Siatkarze: drzwi otwarte
- By Krzysztof Kudłacik
- In varia
- With 4 komentarze
- On 24 maj | '2004
Siatkarze mają drzwi otwarte do Aten: http://www.sports.pl/index.phtml?show=1&s=4&ns=36315 Bardzo się cieszę – zasłużyli na to, bo byli najlepsi na tym turnieju. Ale też konkurenci raczej byli bardziej niż przeciętni, więc nie śpieszyłbym się z pochopnym entuzjazmem. Ale niezależnie od tego, horror, jaki przeżyliśmy podczas sobotniego meczu z Portugalią: http://www.sports.pl/index.phtml?show=1&s=4&ns=36276 mógł się chyba równać tylko z finałem Mistrzostw Europy Kobiet w Turcji z zeszłego roku.
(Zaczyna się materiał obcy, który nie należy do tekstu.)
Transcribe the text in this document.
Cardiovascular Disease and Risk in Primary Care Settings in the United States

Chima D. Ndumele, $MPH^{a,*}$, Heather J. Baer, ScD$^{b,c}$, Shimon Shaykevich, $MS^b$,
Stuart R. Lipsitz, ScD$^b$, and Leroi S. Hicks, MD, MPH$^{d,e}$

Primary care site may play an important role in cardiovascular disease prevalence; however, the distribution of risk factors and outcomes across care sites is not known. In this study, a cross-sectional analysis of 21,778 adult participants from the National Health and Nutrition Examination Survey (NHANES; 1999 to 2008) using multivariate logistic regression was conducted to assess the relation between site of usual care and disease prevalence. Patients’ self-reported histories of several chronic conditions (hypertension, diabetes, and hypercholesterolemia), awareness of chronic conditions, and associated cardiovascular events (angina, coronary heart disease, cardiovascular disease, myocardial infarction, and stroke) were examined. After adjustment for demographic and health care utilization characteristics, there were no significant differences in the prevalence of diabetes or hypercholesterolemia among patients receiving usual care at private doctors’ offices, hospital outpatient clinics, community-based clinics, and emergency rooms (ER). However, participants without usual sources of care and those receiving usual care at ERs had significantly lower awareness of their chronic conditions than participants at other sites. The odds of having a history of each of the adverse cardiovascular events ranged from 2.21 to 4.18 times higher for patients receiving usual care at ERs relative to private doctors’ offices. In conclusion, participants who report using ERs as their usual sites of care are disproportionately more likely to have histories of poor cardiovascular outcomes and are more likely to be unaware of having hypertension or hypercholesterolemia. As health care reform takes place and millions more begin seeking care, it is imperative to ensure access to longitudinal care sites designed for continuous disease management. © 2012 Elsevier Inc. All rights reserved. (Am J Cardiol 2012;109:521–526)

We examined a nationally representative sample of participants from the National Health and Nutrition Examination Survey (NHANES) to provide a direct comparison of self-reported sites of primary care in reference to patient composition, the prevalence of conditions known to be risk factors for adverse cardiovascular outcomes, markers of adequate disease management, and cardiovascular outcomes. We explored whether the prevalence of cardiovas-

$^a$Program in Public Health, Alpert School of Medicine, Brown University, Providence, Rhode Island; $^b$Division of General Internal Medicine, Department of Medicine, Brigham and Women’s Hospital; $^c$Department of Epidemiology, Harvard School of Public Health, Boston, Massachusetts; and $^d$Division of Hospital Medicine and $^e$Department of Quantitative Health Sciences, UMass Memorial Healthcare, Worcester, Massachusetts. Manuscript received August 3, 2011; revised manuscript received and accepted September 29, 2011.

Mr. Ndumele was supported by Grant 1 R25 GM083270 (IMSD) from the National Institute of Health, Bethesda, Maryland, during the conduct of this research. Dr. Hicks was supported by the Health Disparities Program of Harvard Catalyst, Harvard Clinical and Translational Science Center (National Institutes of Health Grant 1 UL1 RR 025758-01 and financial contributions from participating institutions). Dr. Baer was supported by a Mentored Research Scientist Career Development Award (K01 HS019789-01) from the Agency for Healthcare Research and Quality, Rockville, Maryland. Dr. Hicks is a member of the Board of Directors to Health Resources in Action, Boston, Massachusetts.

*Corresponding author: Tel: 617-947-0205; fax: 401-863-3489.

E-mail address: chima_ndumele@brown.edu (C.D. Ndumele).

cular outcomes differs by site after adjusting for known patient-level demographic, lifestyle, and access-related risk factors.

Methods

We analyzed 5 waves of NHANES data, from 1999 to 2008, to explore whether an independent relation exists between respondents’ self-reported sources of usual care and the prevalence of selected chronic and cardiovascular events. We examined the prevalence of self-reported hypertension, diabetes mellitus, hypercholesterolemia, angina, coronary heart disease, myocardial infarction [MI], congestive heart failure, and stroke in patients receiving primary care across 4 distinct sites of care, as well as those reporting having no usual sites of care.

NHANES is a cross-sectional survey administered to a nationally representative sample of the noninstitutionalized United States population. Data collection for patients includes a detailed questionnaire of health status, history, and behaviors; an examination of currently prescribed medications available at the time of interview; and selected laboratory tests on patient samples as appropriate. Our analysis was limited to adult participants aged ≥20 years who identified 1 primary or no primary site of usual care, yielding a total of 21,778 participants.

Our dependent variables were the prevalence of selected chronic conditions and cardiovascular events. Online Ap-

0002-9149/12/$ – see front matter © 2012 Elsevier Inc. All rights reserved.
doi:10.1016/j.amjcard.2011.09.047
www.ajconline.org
Swoją drogą, nie moge się powstrzymać i wrzucę prognozę na turniej w Atenach: zajmiemy miejsce między 5 a 8 – podobnie, jak w ME z grudnia 2003r.
nestor
25 maja 2004 at 13:49 |
Też tak przewiduje 5-8 miejsce. Ja się ciesze, że Polacy wygrali wszystkie mecze wygrali. Wielokrotnie dostawali baty od potencjalnie słabszych przeciwników.
Marek
30 maja 2004 at 8:14 |
czy nie odnosisz wrażenie, że cała olimpiada to jedna wielka polityka mająca niewiele wspólnego ze sportem? kwalifikują się nie Ci, którzy na to zasługują, lecz Ci, którzy są politycznie poprawni.
krzychu
30 maja 2004 at 9:17 |
Tak – to raczej nie jest nawet "wrażenie" – to raczej tajemnica poliszynela. Tu gra rolę duża polityka: od etapu ustalania państwa-organizatora, przez dobór sędziów w dyscyplinach, przez całą masę decyzji poszczególnych związków sportowych dyscyplin itd. W tej ostatniej sprawie wystarczy uważnie oglądać to, co zrobiono z polskimi siatkarkami – nie jadą na olimpiadę, bo załtwiono je przy stoliku sędziowskim: nie pozwolono im grać w odpowiednich eliminacjach, bo niejasność przepisów formalnie na to pozwalała.
nestor
30 maja 2004 at 15:15 |
political correctness gora. Nie wazne, ze murzyn nie umie plywac ale na olimpiadzie musi byc, nie wazne, ze Afganka nie umie biegac… Traci na tym rywalizacja sportowa a wielu dobrych zawodnikow na olimpiadzie nie ma.